Vectorization heuristics are hard! Is there a way to ask/get more information to/from the compiler/LLVM about loop vectorization

In the PR below, we have made a lot of progress speeding up isascii with something as simple as essentially: (which is faster than using UInt64)

function _isascii(cu::AbstractVector{CU}, first, last) where {CU}
    r = zero(CU)
    for n = first:last
        @inbounds r |= cu[n]
    return r < 0x80

isascii(s::AbstractString) = @inline _isascii(codeunits(s),1,ncodeunits(s))

This is blazing fast for large strings doing on average 32 bytes/cycle on a computer with avx2. With LLVM breaking the loop into a SIMD “Main loop” which in my case is blocks of 128 bytes, and then also creates a “epilog loop” which is still got some SIMD in it but takes care of everything that doesn’t fit in the 128 bit blocks.

The implementation gets a bit worse when you realize you need a fast out for short strings, and then would be better off looking at big chunks for larger strings.

With that you end up wanting to know how is that function being vectorized. For example, it would be great in you could ask:

  1. How big are the SIMD blocks in the function?
  2. Can I get just the epilog portion of the vectorization?

These would make it easier to to build the heuristic which switches between the different best strategies.

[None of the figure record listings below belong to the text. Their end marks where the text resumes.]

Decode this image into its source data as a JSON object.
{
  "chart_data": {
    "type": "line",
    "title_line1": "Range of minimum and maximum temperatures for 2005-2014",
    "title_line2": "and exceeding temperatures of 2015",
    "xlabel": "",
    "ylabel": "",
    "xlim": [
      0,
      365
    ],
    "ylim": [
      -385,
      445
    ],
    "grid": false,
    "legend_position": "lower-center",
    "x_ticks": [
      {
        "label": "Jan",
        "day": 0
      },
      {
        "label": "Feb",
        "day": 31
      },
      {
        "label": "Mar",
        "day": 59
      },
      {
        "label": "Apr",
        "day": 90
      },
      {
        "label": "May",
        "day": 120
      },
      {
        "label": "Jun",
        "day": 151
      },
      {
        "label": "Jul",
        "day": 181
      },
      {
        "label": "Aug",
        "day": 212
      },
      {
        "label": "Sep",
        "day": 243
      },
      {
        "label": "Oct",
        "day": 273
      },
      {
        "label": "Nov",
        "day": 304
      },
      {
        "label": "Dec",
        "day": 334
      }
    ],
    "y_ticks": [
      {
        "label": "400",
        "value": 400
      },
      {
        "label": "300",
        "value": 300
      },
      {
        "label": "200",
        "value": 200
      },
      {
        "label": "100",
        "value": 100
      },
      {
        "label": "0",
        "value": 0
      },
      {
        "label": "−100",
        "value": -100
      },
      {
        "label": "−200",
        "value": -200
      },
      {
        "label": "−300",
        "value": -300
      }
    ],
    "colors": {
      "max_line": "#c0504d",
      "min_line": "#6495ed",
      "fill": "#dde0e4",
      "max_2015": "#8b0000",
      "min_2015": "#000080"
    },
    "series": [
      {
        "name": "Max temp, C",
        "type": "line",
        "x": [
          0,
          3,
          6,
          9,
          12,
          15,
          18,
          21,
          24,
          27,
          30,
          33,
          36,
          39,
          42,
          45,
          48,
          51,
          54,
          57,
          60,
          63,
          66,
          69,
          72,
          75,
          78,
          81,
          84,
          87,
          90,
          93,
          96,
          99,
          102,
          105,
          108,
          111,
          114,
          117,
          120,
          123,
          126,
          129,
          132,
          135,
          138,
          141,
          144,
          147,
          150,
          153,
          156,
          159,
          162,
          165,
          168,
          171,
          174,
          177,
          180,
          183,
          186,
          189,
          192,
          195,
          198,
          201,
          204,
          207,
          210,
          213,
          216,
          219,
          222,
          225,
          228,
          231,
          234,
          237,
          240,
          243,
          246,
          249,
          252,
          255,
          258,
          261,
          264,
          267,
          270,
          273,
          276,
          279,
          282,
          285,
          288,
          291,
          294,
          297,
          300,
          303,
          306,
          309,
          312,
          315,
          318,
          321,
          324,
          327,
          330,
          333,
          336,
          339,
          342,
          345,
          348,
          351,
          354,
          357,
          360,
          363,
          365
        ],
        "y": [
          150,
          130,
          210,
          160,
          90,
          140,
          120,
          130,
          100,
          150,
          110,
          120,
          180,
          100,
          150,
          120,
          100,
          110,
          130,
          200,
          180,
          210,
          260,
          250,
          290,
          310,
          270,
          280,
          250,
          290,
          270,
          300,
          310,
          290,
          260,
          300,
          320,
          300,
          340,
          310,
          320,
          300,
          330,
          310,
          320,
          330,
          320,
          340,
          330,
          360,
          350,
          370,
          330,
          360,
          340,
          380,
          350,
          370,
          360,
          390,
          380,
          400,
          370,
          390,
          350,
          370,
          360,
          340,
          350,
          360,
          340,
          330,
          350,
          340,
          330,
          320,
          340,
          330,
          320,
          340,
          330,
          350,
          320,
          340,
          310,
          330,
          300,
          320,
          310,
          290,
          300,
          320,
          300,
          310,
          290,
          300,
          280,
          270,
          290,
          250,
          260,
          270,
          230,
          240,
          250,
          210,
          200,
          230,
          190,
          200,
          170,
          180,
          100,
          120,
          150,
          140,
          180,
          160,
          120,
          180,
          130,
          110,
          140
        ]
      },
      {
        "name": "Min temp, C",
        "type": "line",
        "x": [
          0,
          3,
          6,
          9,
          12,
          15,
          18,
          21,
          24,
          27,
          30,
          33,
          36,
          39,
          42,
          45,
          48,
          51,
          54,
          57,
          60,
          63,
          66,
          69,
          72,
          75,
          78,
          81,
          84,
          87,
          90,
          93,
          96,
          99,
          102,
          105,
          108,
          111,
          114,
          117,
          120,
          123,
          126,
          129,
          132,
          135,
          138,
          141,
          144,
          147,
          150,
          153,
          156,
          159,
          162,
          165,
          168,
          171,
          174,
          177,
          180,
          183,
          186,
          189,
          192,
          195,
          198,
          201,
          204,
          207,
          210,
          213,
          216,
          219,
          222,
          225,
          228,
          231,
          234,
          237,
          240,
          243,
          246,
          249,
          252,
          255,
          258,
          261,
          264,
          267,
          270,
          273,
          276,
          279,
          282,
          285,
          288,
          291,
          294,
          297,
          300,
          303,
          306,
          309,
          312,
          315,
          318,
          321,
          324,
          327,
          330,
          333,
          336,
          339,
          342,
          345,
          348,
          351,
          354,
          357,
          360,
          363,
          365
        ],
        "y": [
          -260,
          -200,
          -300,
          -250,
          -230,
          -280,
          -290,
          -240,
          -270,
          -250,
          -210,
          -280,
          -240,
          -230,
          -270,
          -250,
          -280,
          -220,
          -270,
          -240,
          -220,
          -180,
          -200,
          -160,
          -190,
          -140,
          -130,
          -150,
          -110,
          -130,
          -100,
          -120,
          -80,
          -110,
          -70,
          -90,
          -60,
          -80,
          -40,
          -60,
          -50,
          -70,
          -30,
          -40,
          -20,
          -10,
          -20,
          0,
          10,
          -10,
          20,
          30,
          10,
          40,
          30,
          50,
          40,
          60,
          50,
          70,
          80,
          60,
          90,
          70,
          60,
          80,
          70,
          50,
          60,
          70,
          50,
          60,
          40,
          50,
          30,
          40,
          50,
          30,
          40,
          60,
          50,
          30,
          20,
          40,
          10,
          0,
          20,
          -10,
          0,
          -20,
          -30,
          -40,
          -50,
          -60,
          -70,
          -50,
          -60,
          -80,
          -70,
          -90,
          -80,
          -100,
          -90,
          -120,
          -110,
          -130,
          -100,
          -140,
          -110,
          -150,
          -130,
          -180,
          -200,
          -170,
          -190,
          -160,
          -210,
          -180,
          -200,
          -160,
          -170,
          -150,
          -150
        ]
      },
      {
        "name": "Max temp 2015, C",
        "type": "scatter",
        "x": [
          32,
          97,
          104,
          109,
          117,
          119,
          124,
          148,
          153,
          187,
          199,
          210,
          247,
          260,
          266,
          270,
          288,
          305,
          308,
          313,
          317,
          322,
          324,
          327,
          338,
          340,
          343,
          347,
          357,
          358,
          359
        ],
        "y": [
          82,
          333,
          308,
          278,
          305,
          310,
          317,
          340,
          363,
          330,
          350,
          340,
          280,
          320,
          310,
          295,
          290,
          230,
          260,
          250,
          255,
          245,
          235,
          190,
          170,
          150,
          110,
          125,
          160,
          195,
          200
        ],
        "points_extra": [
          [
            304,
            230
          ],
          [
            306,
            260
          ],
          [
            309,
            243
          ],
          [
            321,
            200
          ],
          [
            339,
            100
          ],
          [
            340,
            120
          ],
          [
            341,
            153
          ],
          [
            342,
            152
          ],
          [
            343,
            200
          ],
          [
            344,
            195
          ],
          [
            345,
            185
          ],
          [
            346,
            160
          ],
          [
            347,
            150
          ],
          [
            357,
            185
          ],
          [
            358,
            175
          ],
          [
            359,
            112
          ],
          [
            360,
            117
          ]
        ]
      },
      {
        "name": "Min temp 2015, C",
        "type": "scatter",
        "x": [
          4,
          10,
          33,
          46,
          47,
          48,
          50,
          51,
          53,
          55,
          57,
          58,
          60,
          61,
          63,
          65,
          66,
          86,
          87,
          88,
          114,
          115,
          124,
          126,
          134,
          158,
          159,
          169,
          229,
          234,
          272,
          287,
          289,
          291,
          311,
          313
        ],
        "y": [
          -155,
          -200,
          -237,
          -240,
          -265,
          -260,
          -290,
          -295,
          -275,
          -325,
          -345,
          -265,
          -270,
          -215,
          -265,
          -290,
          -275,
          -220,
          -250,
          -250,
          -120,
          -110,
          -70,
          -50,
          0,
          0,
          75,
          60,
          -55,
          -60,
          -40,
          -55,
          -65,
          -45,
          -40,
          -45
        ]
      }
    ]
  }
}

The inverse to that is you can tell the compiler a loop is going to be exactly a specific size with something like:

function  _isascii(::Val{N},cu::AbstractVector{CU}, first) where {N,CU}
    return @inline _isascii(cu,first,first+N-1)

The when you see N high enough like _isascii(Val(1024)... you can get a function that only gives you the SIMD portion of the function. Though if you set N to something small like 64 you get much worse performance than using the loop that has no idea about size:

julia> cu=codeunits("12345678"^8);

julia> _isascii64(cus,s) = @inline _isascii(Val(64),cus,s)
_isascii64 (generic function with 1 method)

julia> @btime _isascii64($cu,1)
  10.049 ns (0 allocations: 0 bytes)

julia> @btime _isascii($cu,1,64)
  5.658 ns (0 allocations: 0 bytes)

That said there is also no way to tell the compiler a loop is of a size no bigger than a given size. This would be great because maybe we could trick the compiler into only giving us the fast epilog, which would allow us to build better hueristics.

Please note that this is not about help on isascii but more about how these things could be done in general.

1 Like

Getting the non optimized code out of julia via code_llvm with the correct options(dump_module,raw,optimize) and using opt, Working with LLVM · The Julia Language This page has some documentation on how to debug these things. And opt can give you optimization remarks and other things.

I mean more from a programmatic sense, how can a method do these things so it can get the heuristic right? Or how can we be a bit more forceful with LLVM. I understand how to look at the compiled code.